Geneviève Bauloye, Feuillage/Filigrane, poèmes, éd. La Feuille de thé, 2017.

Un vrai travail de dentellière, mais qui ne fait pas dans la dentelle…Excusez ce mauvais jeu de mots, mais c’est exactement cela:  l’auteure ne se perd pas dans le joli, l’ouvrage minutieux – bien au contraire, les lignes de ces poèmes sont fermes, bien délimitées; sans une seule fausse note. La ligne générale, le dessin s’en dégagent aisément, pour les trois parties: De si loin – Passages  et Feuillage/filigrane.

Ainsi, dans De si loin:

Dessine la danse
Silencieuse de la nuit

L’éclat des cerises

De si loin
Tu m’envoies des oiseaux
Blancs Ils te reviendront.

On notera l’importance de chaque notation, et sa juste place: l’opposition des couleurs, le rouge des cerises, le blanc des oiseaux; l’absence de point entre blancs et Ils, corroborant l’assurance du retour, comme pour la colombe de l’arche. Et le silence de la nuit, avec et malgré cette danse. Tout est réel ici, et chaque mot, chaque strophe, comme dans une pièce de clavecin.

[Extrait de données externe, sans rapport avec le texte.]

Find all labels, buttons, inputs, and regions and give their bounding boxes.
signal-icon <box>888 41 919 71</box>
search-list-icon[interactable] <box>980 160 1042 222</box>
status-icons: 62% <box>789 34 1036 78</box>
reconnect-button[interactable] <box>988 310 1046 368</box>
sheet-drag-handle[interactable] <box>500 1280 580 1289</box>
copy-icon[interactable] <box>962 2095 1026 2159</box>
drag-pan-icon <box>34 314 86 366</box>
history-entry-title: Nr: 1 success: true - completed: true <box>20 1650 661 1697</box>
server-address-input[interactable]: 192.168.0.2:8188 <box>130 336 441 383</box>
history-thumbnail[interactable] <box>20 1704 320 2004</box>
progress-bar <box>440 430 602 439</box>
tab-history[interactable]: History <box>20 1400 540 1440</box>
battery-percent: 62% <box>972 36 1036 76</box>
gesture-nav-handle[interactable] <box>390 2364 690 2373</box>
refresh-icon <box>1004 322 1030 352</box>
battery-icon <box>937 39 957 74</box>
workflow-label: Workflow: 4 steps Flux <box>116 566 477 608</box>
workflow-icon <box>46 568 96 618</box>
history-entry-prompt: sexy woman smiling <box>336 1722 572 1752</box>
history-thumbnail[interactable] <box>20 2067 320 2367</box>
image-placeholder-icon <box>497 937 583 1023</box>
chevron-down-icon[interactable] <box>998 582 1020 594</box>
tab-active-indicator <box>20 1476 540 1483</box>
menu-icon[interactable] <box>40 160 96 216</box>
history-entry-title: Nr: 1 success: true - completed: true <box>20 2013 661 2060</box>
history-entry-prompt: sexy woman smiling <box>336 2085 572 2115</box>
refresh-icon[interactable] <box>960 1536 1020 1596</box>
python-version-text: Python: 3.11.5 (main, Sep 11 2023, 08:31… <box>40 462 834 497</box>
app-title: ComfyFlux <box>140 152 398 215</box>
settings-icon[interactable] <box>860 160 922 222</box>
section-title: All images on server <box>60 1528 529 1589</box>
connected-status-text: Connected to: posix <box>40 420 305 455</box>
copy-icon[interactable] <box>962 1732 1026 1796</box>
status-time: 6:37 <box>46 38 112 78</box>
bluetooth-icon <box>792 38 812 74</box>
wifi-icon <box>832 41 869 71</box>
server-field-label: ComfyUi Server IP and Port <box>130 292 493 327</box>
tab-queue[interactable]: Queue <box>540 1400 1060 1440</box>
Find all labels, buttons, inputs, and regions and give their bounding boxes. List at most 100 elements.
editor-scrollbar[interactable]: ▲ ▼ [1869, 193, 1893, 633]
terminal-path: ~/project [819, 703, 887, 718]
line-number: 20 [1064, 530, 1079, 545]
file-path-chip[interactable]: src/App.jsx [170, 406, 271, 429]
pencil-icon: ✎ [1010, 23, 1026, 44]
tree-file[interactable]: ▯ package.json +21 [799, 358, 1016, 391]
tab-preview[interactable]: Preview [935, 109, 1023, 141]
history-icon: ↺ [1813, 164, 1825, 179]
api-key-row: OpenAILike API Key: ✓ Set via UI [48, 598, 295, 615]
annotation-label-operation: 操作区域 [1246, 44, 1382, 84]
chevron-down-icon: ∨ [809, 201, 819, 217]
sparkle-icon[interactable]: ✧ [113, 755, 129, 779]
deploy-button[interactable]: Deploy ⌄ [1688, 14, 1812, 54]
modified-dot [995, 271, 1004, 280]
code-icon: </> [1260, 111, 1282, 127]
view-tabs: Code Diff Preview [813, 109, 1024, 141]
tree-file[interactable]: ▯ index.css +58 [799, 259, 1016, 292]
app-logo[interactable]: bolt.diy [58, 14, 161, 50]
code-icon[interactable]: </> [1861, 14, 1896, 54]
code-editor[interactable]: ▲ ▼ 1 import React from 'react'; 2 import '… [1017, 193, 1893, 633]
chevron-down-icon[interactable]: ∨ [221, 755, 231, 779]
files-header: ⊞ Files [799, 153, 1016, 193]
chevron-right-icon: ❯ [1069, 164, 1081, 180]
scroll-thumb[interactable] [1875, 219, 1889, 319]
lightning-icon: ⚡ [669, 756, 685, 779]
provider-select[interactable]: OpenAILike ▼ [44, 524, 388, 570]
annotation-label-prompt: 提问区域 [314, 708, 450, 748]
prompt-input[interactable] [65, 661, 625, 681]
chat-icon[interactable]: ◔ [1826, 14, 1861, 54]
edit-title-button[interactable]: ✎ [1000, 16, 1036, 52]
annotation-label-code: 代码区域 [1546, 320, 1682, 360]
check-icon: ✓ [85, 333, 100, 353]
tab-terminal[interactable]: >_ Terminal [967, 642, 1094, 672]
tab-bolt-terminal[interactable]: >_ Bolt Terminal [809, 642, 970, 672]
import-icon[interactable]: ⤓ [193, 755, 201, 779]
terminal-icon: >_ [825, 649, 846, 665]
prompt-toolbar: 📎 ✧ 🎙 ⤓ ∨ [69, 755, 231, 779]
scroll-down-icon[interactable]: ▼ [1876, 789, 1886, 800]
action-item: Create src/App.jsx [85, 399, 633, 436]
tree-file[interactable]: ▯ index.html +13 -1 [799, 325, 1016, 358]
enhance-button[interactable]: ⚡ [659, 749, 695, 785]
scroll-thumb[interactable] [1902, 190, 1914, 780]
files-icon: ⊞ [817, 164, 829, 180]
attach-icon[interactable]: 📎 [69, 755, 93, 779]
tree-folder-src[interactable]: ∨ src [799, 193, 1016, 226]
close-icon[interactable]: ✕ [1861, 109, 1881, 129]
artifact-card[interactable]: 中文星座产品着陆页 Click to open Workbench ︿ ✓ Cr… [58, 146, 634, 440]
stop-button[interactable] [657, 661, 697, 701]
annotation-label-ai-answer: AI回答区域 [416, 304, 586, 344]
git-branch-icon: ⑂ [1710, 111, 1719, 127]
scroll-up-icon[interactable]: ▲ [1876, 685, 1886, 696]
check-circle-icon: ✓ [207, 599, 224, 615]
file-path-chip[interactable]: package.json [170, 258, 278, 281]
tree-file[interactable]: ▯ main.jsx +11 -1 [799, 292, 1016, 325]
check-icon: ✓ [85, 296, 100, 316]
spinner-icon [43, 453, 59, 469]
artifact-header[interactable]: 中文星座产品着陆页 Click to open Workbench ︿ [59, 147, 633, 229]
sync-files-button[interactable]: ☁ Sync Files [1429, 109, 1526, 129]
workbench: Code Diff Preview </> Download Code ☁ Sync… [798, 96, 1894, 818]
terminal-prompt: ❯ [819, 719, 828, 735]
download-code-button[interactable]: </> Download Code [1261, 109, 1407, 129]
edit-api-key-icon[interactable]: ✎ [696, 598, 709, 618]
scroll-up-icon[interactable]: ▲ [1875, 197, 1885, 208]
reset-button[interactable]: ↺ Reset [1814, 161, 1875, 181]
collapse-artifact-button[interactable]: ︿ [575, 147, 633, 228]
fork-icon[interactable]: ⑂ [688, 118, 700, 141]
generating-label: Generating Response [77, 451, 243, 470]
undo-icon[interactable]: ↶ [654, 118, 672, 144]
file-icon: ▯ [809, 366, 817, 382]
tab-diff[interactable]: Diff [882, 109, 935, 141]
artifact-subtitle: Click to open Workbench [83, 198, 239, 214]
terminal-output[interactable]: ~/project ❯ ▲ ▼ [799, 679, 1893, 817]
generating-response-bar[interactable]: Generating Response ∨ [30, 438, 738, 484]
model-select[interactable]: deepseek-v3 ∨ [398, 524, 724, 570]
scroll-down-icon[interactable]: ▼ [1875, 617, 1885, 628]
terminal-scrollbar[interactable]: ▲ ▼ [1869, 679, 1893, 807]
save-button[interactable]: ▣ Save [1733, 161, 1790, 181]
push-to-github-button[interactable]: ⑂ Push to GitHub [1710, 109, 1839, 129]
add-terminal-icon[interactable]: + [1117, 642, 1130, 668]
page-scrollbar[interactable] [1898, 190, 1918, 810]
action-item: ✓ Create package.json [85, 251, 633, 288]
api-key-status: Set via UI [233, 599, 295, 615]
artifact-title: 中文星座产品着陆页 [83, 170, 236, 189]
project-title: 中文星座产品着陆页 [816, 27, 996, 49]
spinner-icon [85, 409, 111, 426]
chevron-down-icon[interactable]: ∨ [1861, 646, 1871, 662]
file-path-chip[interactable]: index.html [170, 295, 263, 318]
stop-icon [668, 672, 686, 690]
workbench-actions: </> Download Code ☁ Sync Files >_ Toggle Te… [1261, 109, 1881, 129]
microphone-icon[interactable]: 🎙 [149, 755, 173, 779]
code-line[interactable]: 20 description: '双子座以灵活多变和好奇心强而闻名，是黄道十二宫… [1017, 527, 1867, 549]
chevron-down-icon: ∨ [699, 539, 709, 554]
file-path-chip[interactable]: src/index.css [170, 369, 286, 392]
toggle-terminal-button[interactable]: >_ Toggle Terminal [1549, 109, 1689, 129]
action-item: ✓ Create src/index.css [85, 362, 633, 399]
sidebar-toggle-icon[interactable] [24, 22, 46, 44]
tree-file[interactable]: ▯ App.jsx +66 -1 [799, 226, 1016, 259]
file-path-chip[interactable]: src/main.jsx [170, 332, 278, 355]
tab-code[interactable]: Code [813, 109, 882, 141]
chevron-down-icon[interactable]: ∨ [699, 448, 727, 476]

Et, dans Passages, la pièce initiale également:

Entre l’irréalité des nuages
Et nos vies la grille
Des arbres noirs et la nuit
Eclairée par son fleuve

A travers le miroir la fenêtre
Et les eaux du soir
Tu gardes le reflet de
La vie passagère et l’empreinte
Des visages et des voix.

Tout, de nouveau, soigneusement pesé, mesuré: corrélation des images, la grille des arbres noirs, déjà, en feuillage et filigrane, les nombreuses reprises de la conjonction et, les rejets, pour aboutir à la finale en demi-teintes: les eaux, le reflet, le miroir, et enfin l’essentiel: vie passagère, empreinte – visages et voix, comme si tout, nos présences, nos absences, se résumait en cela, visages et voix, des images qui évoquent un peu Maeterlinck, mais le trait est ferme, définitif. Rien que cela, mais tout cela.

Je m’arrête, les commentaires, bien sûr, sont accessoires, ils ne font que souligner, mettre en valeur, les visages et les voix: le poème.